The Canon Palmtronic LD-82 calculator was first introduced in 1975 as one of Canon’s early handheld scientific calculators. Measuring just 71mm x 128mm x 22mm and weighing only 112g, the pocket-sized LD-82 featured a sleek, slimline design with a brushed aluminum keyboard surround and distinctive black plastic crocodile skin textured case. Powered by three AAA batteries, it packed an impressive 82 scientific functions into a compact package thanks to its 28-pin Texas Instruments TMS0855NC central processing unit.

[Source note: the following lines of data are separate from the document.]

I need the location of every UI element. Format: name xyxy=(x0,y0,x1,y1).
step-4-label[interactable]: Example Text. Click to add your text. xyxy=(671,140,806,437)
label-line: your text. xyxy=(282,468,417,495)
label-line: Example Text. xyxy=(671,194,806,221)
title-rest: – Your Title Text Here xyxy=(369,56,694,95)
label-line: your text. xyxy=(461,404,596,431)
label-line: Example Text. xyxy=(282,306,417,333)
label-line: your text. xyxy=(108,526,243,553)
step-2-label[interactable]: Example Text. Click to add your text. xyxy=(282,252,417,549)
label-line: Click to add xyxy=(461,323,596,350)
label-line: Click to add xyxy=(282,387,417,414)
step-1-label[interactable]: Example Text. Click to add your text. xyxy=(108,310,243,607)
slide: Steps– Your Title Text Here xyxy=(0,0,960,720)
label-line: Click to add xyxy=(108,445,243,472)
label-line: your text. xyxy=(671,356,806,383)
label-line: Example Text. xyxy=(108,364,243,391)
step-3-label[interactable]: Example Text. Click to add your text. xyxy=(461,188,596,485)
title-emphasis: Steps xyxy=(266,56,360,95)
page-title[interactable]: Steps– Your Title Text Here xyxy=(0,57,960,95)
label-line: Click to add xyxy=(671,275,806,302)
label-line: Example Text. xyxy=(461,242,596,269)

The LD-82’s key specifications include an 8-digit vacuum fluorescent display, trigonometric and logarithmic capabilities, fractions, percentages, square roots, radians/degrees mode switching, and parentheses calculations. Negative numbers are denoted by a minus sign in the 9th digit of the display. Overflow errors are flagged by a “u” for positive overflows or “o” for negatives, with the decimal point indicating the number of overflowed digits. Despite its diminutive form factor, the LD-82 delivers up to 10 digits of precision for scientific work.
Inside, the main circuit board houses the TMS0855NC CPU along with an array of diodes, transistors, capacitors, and resistors. A separate smaller board contains the DC power adapter circuitry. The keyboard clicks into place and connects via 20 gold-plated pins. To access the internals, the back case needs to be gently pried open from the top and then swung out on rear hinges.
Overall, the LD-82 provided good value for students, engineers, and professionals needing an affordable shirt-pocket scientific calculator in the mid-1970s. Its combination of portability, battery power, display visibility, and mathematical capabilities made it popular for several years before being superseded by more advanced models. The LD-82 retailed for around $40 when it first launched, undercutting competitors like Hewlett Packard and Texas Instruments. Today it represents an important milestone in Canon’s early move into electronics and personal calculator products.